A casa tinha já um enredo bem delineado — cabia-lhes apenas habitá-lo. Elementos como o soalho de parquet, os tetos estucados e a pedra de lioz tornaram-se pilares intocáveis da intervenção. Mas a narrativa ganharia novos contornos com os sonhos de cada um: uma varanda que observasse Lisboa, uma biblioteca que acolhesse décadas de vida nómada e livros colecionados entre continentes. 

A escolha do arquiteto foi, também ela, parte dessa sintonia narrativa. Entre quatro propostas, foi Manuel Tojal quem captou o espírito da casa e dos moradores. “Para nós, era essencial encontrar uma equipa que não só entendesse o que queríamos, mas que também nos inspirasse e nos desse asas para concretizar os nossos sonhos”. E prosseguem: “Partilhávamos a mesma nostalgia pelas Avenidas Novas, e a sua abordagem delicada, empática e entusiástica tornou-se a chave para o sucesso do projeto. Desde o início, adorámos trabalhar com o Manuel — foi uma parceria fundamental. Ele entendeu que não procurávamos apenas uma casa, mas um lugar com uma narrativa que pedia para continuar a ser contada”. 

 A intervenção arquitetónica respeitou as premissas essenciais: preservar os materiais nobres, amplificar a luz natural e criar espaços que respirassem afeto. A paleta cromática encontrou no terracota o seu tom de voz — uma cor quente, discreta, profundamente enraizada no espírito do lugar. Ao invés de competir com a luz lisboeta, funde-se com ela, revelando a casa em diferentes humores ao longo do dia. 

Entre Nairobi e Lisboa, o apartamento serve como ponto de encontro, refúgio e celebração. A biblioteca tornou-se um santuário pessoal, onde livros que atravessaram oceanos finalmente encontraram pouso. E na ampla sala de jantar, as histórias continuam a ser partilhadas: à mesa, entre amigos e família, como num romance a várias vozes. 

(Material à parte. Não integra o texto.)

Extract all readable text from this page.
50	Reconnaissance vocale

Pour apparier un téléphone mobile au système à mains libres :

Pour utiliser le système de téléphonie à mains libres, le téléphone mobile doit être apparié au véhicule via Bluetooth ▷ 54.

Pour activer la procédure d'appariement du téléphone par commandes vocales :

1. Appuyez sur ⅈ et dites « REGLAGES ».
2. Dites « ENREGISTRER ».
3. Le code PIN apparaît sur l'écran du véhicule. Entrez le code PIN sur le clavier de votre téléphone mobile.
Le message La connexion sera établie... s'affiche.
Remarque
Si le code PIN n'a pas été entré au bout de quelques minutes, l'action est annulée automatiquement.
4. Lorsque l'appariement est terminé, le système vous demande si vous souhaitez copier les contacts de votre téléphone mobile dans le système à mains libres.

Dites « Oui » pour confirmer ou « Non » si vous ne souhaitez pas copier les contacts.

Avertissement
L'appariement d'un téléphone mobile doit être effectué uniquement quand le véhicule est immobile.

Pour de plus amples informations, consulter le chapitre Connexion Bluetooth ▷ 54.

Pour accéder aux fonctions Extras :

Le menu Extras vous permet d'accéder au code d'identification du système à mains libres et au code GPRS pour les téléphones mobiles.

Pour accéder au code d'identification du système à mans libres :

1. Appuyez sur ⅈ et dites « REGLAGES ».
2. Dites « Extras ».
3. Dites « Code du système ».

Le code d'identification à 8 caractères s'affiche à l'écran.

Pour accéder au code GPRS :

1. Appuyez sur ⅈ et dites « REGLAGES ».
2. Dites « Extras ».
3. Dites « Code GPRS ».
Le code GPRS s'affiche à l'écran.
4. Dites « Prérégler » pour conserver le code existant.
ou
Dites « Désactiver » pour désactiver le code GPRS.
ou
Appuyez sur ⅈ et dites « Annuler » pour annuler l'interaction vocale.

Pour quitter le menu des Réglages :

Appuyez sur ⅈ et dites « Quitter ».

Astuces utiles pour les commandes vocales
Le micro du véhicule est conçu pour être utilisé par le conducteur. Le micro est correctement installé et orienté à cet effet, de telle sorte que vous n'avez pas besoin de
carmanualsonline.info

Situada entre marcos emblemáticos da cidade, a Avenida da Liberdade, o antigo edifício do Diário de Notícias, a igreja do Sagrado Coração de Jesus, esta casa é testemunho de um momento-chave da história urbana de Lisboa, quando o tabique cede lugar à modernidade da construção em placa. “Mais do que a localização, a luz natural que entra na casa é fundamental. Lisboa oferece uma luminosidade única que atravessa os espaços, marcando o ritmo dos dias e tornando o ambiente vivo e acolhedor. É essa luz que parece continuar a escrever, de forma silenciosa, a história desta casa. 

No fim de contas, este apartamento é mais do que um lugar para estar. É um espaço para recordar, para projetar, para continuar. Um romance habitado, onde cada divisão conta um capítulo e cada detalhe, um verso.